We began with a focused discussion: the existential threats to the insurance industry itself. What happens to auto insurance when vehicles are autonomous and personal liability disappears? What happens to real estate insurance when coastal properties—some of the most valuable in the world—become uninsurable? What happens to life insurance when actuaries can no longer predict how long we’ll live? What happens to corporate insurance when companies that fail to reinvent simply cease to exist? And what happens to health insurance when aging populations overwhelm systems that can’t adapt?
But it was only later, reflecting on the conversation, that I grasped the deeper implication.
If reinsurers—whose entire business is built on quantifying worst-case scenarios across every dimension of life, work, and community—are beginning to question their ability to measure risk, then something more profound is happening.
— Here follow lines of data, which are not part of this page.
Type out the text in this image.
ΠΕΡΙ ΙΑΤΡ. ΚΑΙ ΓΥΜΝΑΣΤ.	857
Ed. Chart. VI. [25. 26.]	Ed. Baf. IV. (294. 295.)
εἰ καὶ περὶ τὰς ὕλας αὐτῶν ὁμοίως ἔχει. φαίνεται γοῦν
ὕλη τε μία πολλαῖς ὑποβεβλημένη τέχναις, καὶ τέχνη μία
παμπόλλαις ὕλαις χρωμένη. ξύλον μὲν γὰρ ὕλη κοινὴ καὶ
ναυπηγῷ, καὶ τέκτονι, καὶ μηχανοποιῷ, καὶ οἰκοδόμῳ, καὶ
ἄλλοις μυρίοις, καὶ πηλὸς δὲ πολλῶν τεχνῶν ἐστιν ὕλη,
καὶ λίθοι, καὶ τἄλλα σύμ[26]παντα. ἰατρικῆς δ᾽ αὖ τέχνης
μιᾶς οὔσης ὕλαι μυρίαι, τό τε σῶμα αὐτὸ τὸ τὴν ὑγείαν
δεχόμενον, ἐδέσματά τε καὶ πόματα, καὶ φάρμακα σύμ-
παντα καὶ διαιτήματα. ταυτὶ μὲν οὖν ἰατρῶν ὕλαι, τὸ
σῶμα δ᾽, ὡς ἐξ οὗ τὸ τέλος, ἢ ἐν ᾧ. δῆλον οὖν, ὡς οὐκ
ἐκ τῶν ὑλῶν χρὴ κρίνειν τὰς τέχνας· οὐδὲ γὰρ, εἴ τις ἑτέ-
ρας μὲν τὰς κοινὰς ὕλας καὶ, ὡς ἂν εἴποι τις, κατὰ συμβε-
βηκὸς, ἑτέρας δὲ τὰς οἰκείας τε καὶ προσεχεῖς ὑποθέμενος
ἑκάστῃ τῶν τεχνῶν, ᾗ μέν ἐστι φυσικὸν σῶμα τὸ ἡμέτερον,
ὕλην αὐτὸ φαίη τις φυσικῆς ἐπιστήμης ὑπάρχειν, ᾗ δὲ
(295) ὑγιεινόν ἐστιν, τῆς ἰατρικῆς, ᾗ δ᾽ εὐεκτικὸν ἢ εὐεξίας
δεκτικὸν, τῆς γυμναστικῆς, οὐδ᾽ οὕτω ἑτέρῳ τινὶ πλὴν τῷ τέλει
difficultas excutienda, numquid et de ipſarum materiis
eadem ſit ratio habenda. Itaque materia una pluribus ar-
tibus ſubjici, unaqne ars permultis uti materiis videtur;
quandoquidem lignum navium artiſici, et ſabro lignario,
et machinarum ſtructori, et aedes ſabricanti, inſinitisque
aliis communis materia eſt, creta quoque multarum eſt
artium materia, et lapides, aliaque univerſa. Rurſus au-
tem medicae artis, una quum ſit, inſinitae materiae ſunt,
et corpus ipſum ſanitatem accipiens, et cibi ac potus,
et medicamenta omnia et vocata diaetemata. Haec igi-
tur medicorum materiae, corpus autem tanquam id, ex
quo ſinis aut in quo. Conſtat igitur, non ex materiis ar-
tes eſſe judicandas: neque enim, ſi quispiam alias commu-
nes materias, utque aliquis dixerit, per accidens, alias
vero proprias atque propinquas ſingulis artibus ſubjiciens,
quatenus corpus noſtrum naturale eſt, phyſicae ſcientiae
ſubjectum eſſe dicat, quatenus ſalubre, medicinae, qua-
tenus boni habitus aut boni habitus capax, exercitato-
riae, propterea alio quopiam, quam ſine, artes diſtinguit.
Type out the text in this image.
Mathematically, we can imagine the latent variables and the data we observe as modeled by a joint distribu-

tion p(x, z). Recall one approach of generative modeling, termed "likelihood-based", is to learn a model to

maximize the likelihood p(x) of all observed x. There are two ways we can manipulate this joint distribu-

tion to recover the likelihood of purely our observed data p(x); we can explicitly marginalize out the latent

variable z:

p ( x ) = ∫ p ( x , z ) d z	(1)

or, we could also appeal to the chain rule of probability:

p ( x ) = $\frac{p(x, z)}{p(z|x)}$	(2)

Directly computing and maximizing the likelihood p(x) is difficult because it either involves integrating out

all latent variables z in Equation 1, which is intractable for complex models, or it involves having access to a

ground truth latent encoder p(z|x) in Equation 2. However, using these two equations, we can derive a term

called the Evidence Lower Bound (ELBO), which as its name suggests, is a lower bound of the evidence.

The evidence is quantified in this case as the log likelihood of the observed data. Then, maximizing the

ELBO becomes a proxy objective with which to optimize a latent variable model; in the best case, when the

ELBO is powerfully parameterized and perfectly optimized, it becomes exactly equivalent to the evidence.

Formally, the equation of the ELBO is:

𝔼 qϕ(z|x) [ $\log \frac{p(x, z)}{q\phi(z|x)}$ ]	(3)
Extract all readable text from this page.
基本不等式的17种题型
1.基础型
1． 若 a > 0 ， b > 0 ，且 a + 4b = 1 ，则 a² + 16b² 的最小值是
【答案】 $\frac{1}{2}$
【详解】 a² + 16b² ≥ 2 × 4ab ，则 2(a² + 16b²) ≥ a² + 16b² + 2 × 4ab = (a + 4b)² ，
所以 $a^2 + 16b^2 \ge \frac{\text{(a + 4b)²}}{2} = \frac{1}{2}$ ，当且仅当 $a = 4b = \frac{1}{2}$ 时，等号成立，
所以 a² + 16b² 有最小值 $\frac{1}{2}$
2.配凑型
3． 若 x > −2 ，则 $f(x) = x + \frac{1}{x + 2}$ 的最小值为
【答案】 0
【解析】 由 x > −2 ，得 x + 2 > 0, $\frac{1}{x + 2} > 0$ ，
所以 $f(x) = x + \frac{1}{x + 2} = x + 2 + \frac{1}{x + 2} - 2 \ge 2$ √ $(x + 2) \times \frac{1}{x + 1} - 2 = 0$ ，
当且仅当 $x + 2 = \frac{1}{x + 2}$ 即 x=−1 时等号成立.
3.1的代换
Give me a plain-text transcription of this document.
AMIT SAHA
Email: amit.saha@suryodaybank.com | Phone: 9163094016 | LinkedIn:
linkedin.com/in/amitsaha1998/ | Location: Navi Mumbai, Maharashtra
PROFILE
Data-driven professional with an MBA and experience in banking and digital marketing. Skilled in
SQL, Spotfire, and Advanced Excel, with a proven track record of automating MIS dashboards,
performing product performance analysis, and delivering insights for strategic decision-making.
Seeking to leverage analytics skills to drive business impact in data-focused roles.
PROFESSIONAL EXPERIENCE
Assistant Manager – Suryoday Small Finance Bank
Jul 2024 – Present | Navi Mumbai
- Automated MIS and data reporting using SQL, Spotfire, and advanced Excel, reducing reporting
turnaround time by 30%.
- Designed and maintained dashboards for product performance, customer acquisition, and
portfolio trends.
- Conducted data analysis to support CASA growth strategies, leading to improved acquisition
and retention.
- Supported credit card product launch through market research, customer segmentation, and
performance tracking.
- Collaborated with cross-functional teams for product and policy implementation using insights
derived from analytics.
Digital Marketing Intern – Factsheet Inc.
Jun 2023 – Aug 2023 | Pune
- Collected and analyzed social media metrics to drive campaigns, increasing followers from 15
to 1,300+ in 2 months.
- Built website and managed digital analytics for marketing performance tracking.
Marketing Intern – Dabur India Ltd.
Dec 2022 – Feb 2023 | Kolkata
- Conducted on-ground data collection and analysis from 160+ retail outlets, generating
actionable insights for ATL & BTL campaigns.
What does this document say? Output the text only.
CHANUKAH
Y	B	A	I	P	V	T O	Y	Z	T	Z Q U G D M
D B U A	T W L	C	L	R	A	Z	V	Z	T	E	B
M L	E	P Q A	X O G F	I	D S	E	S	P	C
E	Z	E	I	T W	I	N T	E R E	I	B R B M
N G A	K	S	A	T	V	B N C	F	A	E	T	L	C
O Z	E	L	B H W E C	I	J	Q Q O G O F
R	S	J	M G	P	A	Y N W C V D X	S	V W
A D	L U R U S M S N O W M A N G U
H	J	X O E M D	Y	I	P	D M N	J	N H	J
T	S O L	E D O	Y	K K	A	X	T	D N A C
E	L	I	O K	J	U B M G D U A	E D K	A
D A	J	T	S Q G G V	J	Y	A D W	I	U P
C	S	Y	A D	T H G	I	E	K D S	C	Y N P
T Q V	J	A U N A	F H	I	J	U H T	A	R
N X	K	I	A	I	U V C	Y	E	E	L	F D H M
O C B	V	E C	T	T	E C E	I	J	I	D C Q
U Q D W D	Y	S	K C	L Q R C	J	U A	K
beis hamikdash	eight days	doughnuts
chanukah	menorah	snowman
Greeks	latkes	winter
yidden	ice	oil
The very notion of value is being destabilized. If risk becomes unquantifiable, then value itself becomes uncertain. And when the value of value is in question, the foundation of our financial systems begins to crack.
Yet amid this uncertainty, a new frontier is emerging. A multitude of alternative insurance models are gaining traction—especially those that focus on insuring the future of those who adapt first. These models reward resilience, innovation, and proactive transformation. They shift the paradigm from protecting against loss to enabling reinvention. In doing so, they offer a glimpse of what financial services could become: not just reactive, but regenerative.
This is why reinvention isn’t optional. It’s imperative. Not just for insurers, but for all of us who depend on the systems they underpin. The future of financial services—and the future of value itself—depends on our ability to adapt before the ground beneath us shifts too far.




Blair, your framing resonates deeply. When reinsurers start questioning measurability, they are indeed questioning value itself.
And industry observers are rightly pointing to four critical gaps:
Protection: too much risk still slips through the net.
Resilience: our systems can’t keep pace with cascading shocks.
Talent: the skills we have don’t match the complexity we face.
Funding: capital flows aren’t yet aligned with emerging risks.
When I look at this through the lens of what I call the Killer Waves, i.e. 🌍 the Sustainability Wave (ecological thresholds + societal demands) and 🤖 the Intelligence Wave (AI + synthetic cognition), I see an even bigger opportunity. These gaps aren’t just operational challenges; they are signals to redefine value itself on systemic terms.